I have a question about the proof I am looking at. The question is as following:
Let $\mathbf{w}_i=(0, 0, \cdots 0, i, i, i, \cdots)\in \mathbb{R}^\omega$(where there are $i-1$ zeros). Does this sequence converge in uniform topology?
and a part of the proof goes like this:
... For the uniform topology, note that, given $i ≥ 1$, $\bar{\rho}(\mathbf{w}_i, \mathbf{0})>1$, so $\mathbf{w}_i \notin B_{\bar{\rho}}(\mathbf{0}, 1)$ for all $i$... and so the sequence does not converge in uniform topology of $\mathbb{R}^\omega$.
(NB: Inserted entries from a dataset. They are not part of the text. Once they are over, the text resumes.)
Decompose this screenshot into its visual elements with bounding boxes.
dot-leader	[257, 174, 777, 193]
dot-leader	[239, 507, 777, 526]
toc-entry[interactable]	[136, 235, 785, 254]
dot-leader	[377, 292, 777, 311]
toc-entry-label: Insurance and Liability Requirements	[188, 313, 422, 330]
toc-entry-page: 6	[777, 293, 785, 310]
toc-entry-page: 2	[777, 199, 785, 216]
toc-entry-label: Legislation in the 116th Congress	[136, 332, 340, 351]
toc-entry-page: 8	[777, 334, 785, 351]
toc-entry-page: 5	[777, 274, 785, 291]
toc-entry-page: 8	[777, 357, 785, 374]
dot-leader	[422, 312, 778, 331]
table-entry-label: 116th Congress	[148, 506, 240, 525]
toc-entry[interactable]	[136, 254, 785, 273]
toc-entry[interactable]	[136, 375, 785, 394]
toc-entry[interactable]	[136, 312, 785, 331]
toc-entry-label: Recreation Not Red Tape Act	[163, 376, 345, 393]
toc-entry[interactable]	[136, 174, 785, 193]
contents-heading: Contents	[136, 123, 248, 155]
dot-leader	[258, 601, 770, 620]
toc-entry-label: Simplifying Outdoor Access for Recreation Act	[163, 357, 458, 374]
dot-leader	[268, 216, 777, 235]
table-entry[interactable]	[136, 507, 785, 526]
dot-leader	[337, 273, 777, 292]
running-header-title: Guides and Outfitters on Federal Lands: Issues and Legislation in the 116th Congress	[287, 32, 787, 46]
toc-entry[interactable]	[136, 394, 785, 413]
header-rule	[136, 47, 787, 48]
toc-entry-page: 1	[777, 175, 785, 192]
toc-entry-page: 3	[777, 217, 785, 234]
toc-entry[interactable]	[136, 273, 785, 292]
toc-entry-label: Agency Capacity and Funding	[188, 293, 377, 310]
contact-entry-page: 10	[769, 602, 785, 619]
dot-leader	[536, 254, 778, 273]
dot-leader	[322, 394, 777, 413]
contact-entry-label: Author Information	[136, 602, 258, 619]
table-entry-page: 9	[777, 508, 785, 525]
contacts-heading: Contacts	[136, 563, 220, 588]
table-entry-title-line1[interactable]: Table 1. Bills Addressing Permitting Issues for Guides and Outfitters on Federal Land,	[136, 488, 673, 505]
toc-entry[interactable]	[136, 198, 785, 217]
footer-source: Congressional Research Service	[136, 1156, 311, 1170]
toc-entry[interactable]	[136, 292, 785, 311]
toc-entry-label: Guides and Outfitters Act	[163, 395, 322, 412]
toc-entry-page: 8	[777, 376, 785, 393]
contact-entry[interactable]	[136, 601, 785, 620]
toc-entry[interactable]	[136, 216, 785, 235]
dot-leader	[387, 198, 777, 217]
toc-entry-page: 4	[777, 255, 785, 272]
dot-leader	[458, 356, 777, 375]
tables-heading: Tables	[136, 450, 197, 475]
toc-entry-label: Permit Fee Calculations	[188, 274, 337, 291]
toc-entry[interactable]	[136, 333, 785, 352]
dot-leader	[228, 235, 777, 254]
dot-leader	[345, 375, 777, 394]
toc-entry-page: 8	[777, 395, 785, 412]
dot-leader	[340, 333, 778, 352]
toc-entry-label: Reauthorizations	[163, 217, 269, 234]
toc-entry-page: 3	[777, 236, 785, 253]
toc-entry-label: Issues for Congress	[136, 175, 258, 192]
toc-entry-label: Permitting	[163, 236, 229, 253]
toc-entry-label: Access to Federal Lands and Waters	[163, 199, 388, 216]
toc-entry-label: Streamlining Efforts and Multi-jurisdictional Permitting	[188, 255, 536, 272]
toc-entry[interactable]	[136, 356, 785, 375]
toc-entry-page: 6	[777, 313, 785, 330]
My question is, how can $\bar{\rho}(\mathbf{w}_i, \mathbf{0})>1$ happen? The uniform metric I learned is defined as $$\bar{\rho}(\mathbf{x, y})=\sup\{\bar{d}(x_\alpha, y_\alpha) |\alpha \in J\}$$ where $J$ is the index set(in this case, $\mathbb{N}$), and $\bar{d}$ is the standard bounded metric so it is always less than or equal to $1$. Then, the supremum also must be less than or equal to $1$. So, $\bar{\rho}(\mathbf{a, b})\leq 1$ for any two points. Where am I wrong?